Radiomics based on 18F-FDG PET for predicting treatment response and prognosis in newly diagnosed diffuse large B-cell lymphoma patients: do lesion selection and segmentation methods matter?

Yi Zhou; Xue-Yan Zhou; Yu-Chao Xu; Xue-Lei Ma; Rong Tian

doi:10.21037/qims-24-585

Radiomics based on ¹⁸F-FDG PET for predicting treatment response and prognosis in newly diagnosed diffuse large B-cell lymphoma patients: do lesion selection and segmentation methods matter?

Quant Imaging Med Surg. 2025 Jan 2;15(1):103-120. doi: 10.21037/qims-24-585. Epub 2024 Dec 30.

Authors

Yi Zhou^#¹, Xue-Yan Zhou^#², Yu-Chao Xu³, Xue-Lei Ma^#⁴, Rong Tian^#¹

Affiliations

¹ Department of Nuclear Medicine, West China Hospital, Sichuan University, Chengdu, China.
² Key Laboratory of Bio-Resource and Eco-Environment of Ministry of Education, College of Life Sciences, Sichuan University, Chengdu, China.
³ School of Nuclear Science and Technology, University of South China, Hengyang, China.
⁴ Department of Biotherapy, Cancer Center, State Key Laboratory of Biotherapy, West China Hospital, Sichuan University, Chengdu, China.

^# Contributed equally.

Abstract

Background: Radiomics features extracted from baseline ¹⁸F-fluorodeoxyglucose positron emission tomography (¹⁸F-FDG PET) scans have shown promising results in predicting the treatment response and outcome of diffuse large B-cell lymphoma (DLBCL) patients. This study aimed to assess the influence of lesion selection approaches and segmentation methods on the radiomics of DLBCL in terms of treatment response and prognosis prediction.

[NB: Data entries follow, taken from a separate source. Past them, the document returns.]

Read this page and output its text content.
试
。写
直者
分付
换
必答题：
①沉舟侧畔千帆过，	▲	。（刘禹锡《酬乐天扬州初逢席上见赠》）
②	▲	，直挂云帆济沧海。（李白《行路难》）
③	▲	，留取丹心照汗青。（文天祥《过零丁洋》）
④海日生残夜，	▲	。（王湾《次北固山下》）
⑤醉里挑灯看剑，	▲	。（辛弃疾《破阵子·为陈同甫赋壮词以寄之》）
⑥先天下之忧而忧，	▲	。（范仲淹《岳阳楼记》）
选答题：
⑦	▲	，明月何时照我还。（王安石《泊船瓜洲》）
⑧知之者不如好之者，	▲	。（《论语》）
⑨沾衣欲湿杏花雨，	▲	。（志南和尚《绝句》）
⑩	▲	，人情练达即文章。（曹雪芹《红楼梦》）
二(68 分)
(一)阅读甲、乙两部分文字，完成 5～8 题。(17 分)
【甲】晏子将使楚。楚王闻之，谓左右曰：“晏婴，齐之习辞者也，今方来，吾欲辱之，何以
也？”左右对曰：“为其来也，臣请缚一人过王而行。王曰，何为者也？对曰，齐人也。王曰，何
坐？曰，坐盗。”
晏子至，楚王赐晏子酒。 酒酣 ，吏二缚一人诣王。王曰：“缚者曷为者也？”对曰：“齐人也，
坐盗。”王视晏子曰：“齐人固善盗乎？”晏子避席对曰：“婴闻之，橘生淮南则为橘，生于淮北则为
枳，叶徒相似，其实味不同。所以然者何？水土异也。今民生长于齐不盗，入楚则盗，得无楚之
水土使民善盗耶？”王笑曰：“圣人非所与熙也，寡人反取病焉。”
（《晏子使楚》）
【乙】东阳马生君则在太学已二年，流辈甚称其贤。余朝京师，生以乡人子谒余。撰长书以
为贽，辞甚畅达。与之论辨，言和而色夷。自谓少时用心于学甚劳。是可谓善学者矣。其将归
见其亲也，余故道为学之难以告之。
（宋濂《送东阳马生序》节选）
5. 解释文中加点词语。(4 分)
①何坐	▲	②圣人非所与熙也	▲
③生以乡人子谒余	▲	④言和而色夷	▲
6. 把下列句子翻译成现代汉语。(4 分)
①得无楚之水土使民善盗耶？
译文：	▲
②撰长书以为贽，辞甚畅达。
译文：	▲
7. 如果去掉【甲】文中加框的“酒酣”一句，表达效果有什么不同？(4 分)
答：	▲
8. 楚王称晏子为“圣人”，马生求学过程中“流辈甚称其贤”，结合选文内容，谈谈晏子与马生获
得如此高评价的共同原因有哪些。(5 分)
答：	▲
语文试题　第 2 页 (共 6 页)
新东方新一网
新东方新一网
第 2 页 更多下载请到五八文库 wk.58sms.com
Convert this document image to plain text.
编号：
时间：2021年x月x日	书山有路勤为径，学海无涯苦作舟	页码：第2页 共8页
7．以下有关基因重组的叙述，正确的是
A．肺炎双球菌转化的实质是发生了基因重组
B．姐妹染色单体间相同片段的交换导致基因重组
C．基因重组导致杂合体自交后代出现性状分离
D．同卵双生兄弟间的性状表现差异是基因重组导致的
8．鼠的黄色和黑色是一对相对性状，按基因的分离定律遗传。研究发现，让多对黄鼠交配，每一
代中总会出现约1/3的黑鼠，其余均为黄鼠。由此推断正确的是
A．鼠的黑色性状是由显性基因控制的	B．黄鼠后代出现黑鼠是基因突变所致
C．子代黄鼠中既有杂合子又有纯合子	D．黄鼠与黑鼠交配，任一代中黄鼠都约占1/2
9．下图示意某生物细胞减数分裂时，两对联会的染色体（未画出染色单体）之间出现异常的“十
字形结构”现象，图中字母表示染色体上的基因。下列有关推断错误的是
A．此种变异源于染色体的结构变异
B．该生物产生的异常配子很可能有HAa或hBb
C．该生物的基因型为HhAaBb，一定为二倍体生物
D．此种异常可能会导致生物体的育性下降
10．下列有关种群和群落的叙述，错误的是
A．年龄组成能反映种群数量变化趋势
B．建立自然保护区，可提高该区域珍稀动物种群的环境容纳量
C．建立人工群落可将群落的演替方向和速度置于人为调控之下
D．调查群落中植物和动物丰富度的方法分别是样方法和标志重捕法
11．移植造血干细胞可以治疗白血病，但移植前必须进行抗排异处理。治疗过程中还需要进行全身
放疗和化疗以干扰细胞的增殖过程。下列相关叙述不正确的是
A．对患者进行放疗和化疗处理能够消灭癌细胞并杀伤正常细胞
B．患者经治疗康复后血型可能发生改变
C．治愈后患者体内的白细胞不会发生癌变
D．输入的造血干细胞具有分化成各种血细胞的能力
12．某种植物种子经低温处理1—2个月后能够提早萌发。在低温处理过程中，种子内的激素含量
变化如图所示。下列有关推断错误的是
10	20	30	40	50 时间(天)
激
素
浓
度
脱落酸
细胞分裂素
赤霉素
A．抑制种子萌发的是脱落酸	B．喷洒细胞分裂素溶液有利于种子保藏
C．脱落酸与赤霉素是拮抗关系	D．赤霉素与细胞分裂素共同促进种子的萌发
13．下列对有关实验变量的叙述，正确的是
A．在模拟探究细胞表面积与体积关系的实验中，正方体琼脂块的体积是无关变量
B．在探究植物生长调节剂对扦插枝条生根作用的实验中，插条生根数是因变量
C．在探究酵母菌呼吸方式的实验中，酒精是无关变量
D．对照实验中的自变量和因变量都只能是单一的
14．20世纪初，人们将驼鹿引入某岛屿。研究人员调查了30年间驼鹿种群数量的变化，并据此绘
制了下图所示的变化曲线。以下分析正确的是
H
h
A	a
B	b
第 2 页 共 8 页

Methods: A total of 522 and 382 patients pathologically diagnosed with DLBCL were enrolled for complete regression and 2-year event-free survival prediction, respectively. Three lesion selection methods (largest or hottest lesion, patient level) and five segmentation methods (manual and four semiautomatic segmentations) were applied. A total of 112 radiomics features were extracted from the lesions and at the patient level. The feature selection was performed via random forest, and models were constructed via eXtreme Gradient Boosting. The performance of all the models was evaluated via the area under the curve (AUC), which was compared via the Delong test.

Results: The AUC values varied from 0.583 to 0.768 for the treatment response and prognosis prediction models on the basis of different lesion selection and segmentation methods. However, the prediction performance gap was not significant for each model (all P>0.05). The combined models (AUC =0.908 and 0.837 for treatment response and prognosis prediction, respectively) that incorporated radiomics and clinical features exhibited significant predictive superiority over the clinical models (AUC =0.622 and 0.636, respectively) and the international prognostic index model (AUC =0.623 for prognosis prediction) (all P<0.05).

Conclusions: Although there are differences in the selected radiomics features among lesion selection and segmentation methods, there is no substantial difference in the predictive power of each radiomics model. In addition, radiomics features have potential added value to clinical features.

Keywords: Positron emission tomography/computed tomography (PET/CT); lesion selection; prediction; radiomics; segmentation.